After trying to put a 3/8 through the hole of a CD in my indoor range that ended in a mess of CD shards and tiny silver pieces I switched to something else on a whim.

I went to the Flipkung that for some reason I have been shooting the best with lately. Set it up with 1842 looped tubes, one of esmy SuperPouch, and for all intents and purposes I don't shoot looped tubes.
I was shooting Over the top but sideways (gangster).

My score on a 1 1/2 in. golfball from 33 ft.

I took three shots. Hit on the first and third and decided to start counting on that third hit so starting there.....

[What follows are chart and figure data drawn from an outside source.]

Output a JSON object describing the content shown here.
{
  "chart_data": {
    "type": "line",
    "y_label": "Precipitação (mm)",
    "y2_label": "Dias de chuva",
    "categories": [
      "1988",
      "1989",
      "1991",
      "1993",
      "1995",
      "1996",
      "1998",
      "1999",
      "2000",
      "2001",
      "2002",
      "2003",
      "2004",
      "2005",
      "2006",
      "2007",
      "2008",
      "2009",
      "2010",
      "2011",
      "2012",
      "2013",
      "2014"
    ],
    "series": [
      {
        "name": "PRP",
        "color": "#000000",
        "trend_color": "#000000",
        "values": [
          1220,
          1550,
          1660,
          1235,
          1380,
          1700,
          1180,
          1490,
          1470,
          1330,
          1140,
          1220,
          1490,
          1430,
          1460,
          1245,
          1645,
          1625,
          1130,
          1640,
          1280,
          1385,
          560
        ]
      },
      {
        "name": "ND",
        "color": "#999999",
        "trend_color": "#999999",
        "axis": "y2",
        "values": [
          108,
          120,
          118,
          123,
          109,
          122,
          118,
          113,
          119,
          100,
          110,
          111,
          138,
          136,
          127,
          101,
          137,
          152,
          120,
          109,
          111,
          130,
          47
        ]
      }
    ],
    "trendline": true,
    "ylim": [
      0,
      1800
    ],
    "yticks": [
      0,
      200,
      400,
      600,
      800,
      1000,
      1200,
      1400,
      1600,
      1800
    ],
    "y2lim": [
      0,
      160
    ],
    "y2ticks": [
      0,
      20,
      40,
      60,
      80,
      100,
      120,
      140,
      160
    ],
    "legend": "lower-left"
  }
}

...went 11 in a row then ended at 20th shot going 16 for 20.

That is good for me.


----------



## Hrawk (Oct 25, 2010)

Impressive Ray !

I'm still trying to get more than 8 hits on a beer can.


----------



## bullseyeben! (Apr 24, 2011)

That's good shooting mate, cheers ben


----------



## Bill Hays (Aug 9, 2010)

Did shooting at the CD help your focus or is it you're just getting that freakin' good now?!


----------



## philly (Jun 13, 2010)

Thats really good shooting Ray, best ive done is 11 or twelve out of 20 on a golf ball. Nice feeling when you get in that zone isn't it? Well done.

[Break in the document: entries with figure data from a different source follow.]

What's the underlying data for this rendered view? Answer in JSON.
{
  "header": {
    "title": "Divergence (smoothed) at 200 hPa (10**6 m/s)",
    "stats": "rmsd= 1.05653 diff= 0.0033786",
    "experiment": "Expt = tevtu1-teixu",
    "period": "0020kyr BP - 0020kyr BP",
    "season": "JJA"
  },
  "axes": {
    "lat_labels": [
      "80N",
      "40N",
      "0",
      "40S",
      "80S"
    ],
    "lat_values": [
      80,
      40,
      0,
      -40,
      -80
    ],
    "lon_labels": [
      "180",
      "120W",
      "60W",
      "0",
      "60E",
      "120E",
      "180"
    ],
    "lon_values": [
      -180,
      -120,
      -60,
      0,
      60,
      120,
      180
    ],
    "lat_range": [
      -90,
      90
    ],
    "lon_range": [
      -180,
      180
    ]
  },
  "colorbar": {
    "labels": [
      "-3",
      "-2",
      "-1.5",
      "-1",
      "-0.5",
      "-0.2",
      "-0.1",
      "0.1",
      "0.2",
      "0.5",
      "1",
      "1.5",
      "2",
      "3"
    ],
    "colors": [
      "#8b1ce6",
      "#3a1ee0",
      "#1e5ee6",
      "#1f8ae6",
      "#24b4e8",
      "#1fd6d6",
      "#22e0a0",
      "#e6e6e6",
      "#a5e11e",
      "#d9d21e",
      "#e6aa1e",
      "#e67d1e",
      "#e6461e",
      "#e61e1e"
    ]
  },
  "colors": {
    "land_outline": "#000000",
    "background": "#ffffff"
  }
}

Tubes, wow, I can't hit a thing with them, Jim Harris sent me a set to try and I put them on My G10 Valliant from Bill, just cant get the consistancy i get with flats.

Philly


----------



## Dayhiker (Mar 13, 2010)

Good shooting, Ray. I don't even want to tell you about my "best" shooting, ha!


----------



## Rayshot (Feb 1, 2010)

Bill Hays said:


> Thats really good shooting Ray, best ive done is 11 or twelve out of 20 on a golf ball. Nice feeling when you get in that zone isn't it? Well done.
> 
> Tubes, wow, I can't hit a thing with them, Jim Harris sent me a set to try and I put them on My G10 Valliant from Bill, just cant get the consistancy i get with flats.
> 
> Philly


You said it right "it's a nice feeling when your in the zone." I am getting better, but I am not consistently that accurate. These contests definitely help improve on focus and I find it easier to go into the zone because of participating in them.

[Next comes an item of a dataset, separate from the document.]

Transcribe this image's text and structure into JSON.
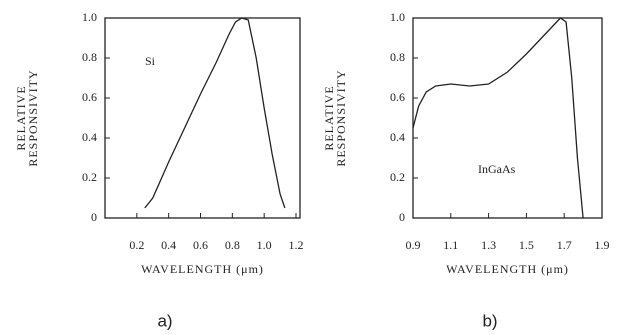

As for shooting that good with the tubes I was shocked. Any time before I shot with tubes, Inconsistency!


----------



## Bill Hays (Aug 9, 2010)

Ray, you might try some 5070 natural latex tubes... found those on ebay some time ago and they're really nice for target shooting... I haven't chronied them but they seem pretty fast, and my boy absolutely loves them as well.


----------



## torsten (Feb 9, 2010)

That is indeed really good shooting!!

11 in a row; 16/20 - respect!

Best regards
Torsten


----------



## Performance Catapults (Feb 3, 2010)

Once you find the magic with tubes, its hard to go back to flats.


----------



## M.J (Nov 1, 2010)

Good shooting, Ray!
It's all about the slingshot when it comes to tubes. I've used Dankungs, homemade ring-top shooters and OTT tubes with little to moderate success. Since I started using the SPS with tubes I'm doing my best shooting ever.


----------



## hawk2009 (Dec 30, 2009)

M_J said:


> Good shooting, Ray!
> It's all about the slingshot when it comes to tubes. I've used Dankungs, homemade ring-top shooters and OTT tubes with little to moderate success. Since I started using the SPS with tubes I'm doing my best shooting ever.


I don't agree that it is the slingshot more the set up you are using looped tubing works quite well, but to me it has to be fixed a lot more reliable for consistency and accuracy.


----------